デモクラシータイムスを拝聴した。平野氏、怒っておられる。
ブログ『私の闇の奥』最新記事 ユージン・スミスの『入浴する智子と母』で、過分なお言葉とともに、この記事の元記事翻訳 Minamata:いかに日本企業が共同体を汚染し、アメリカ人カメラマンがそれを暴露しようとつとめたかをご紹介いただいた。当ブログ、出来の悪い学生が、先生に日々レポートを提出しているようなものかも知れない。
このチッソによる産業公害、今も解決とはほど遠い。
西日本新聞 2020/4/30 社説
認定基準の厳しさや地域的ひろがりの未解明は大きな問題だ。もちろん差別も。社説の一部引用させていただこう。
最終解決を阻む壁がいくつか挙げられる。過度と言える認定基準の厳しさ、差別を恐れて進む被害の潜在化などに加え、被害者の地域的広がりが解明されていない点も大きい。
こうした国の対応は、東京電力福島第一原発事故被害者対策と直結している。コロナ無策も根底でつながっている。企業側にたって、被害者を踏みにじる姿勢の原点は、もちろん田中正造が戦った古河鉱業足尾鉱毒事件。
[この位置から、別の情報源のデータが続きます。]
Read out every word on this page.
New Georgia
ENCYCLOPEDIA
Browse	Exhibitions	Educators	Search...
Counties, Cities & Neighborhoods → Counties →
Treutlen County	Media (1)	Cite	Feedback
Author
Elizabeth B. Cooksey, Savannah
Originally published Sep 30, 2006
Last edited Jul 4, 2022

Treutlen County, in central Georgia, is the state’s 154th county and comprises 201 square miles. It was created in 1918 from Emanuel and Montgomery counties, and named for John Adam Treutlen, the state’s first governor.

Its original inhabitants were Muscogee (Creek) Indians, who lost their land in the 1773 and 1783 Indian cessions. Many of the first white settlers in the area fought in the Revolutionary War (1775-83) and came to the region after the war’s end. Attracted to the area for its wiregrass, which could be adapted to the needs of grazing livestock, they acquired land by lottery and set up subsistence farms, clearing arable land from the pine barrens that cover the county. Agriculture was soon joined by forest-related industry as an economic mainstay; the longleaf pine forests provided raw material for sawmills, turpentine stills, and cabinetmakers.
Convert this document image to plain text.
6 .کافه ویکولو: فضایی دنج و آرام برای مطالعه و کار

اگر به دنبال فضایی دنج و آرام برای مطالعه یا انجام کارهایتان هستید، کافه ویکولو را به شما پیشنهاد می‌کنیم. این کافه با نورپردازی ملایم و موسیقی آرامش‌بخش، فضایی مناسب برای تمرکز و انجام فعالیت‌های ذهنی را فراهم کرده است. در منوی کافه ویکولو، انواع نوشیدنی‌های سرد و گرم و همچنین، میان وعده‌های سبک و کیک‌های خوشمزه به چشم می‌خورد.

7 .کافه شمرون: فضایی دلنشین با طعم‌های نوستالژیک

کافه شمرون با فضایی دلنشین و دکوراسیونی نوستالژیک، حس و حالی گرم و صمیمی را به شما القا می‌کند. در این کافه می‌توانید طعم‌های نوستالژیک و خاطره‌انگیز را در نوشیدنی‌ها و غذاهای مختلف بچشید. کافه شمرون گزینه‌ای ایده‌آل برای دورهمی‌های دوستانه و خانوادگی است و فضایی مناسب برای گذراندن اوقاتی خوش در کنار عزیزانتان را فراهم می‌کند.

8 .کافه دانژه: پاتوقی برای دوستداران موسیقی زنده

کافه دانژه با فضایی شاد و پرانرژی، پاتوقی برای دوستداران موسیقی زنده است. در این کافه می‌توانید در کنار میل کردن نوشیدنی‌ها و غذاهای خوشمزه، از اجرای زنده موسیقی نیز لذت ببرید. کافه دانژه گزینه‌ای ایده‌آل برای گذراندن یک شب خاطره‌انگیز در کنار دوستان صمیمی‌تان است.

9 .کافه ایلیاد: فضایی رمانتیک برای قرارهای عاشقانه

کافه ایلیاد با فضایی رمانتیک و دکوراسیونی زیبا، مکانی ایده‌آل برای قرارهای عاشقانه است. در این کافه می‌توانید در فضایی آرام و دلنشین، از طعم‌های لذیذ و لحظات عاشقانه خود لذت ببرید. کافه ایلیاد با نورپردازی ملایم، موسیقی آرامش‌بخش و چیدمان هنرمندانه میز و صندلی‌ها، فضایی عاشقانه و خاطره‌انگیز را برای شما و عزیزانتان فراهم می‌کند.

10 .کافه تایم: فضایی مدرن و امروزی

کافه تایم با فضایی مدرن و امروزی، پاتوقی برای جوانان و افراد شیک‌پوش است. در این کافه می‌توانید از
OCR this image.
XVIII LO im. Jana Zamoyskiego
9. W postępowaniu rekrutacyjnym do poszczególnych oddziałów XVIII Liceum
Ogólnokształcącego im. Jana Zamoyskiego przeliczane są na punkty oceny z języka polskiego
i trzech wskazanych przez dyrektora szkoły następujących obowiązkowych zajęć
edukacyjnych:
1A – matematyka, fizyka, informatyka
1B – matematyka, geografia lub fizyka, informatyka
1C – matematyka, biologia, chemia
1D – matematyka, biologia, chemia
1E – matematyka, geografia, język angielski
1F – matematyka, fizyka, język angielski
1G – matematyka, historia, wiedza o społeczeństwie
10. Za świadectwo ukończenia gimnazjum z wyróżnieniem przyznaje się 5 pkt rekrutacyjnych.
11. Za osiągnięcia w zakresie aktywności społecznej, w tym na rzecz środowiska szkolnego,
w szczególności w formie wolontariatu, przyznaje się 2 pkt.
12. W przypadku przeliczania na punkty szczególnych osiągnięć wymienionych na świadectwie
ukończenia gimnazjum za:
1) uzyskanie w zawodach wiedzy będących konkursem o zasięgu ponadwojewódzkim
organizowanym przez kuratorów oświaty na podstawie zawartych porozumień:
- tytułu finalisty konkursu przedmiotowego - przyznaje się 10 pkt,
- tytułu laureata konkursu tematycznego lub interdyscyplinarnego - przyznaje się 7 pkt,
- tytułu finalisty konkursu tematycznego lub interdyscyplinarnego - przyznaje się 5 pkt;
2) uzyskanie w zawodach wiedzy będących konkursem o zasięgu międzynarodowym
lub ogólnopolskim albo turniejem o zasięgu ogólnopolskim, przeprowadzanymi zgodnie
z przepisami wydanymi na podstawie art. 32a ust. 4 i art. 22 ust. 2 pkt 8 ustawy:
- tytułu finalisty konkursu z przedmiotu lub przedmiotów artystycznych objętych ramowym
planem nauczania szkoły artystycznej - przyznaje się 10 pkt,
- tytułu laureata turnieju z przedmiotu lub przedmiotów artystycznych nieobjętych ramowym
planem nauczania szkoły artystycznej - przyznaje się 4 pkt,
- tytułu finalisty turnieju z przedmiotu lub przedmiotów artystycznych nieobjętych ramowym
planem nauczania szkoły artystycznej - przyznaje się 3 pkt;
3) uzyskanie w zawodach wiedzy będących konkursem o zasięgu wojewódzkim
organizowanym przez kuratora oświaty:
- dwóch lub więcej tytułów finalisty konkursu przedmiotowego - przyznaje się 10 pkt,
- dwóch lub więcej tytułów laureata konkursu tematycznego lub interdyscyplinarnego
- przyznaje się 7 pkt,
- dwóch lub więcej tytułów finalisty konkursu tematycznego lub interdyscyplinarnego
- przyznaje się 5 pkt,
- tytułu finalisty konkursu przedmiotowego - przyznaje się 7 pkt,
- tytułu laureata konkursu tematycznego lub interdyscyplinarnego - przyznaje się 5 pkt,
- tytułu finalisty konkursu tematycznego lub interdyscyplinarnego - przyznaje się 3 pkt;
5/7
原発事故のひどい対策の原点が「足尾鉱毒事件」だったことは遅ればせながら、2012年の下記講演で学んだ。
【アースデイ田中正造】9月30日 『国を豊かにするという思想のもと、企業を保護し住民は切り捨てる構図が一貫している』小出裕章講演(東京新聞/毎日新聞/下野新聞)
今年、久しぶりに田中正造の直訴状原本が展示されている。
朝日新聞DIGITAL
そして、つける薬のない、とんでもない新政権。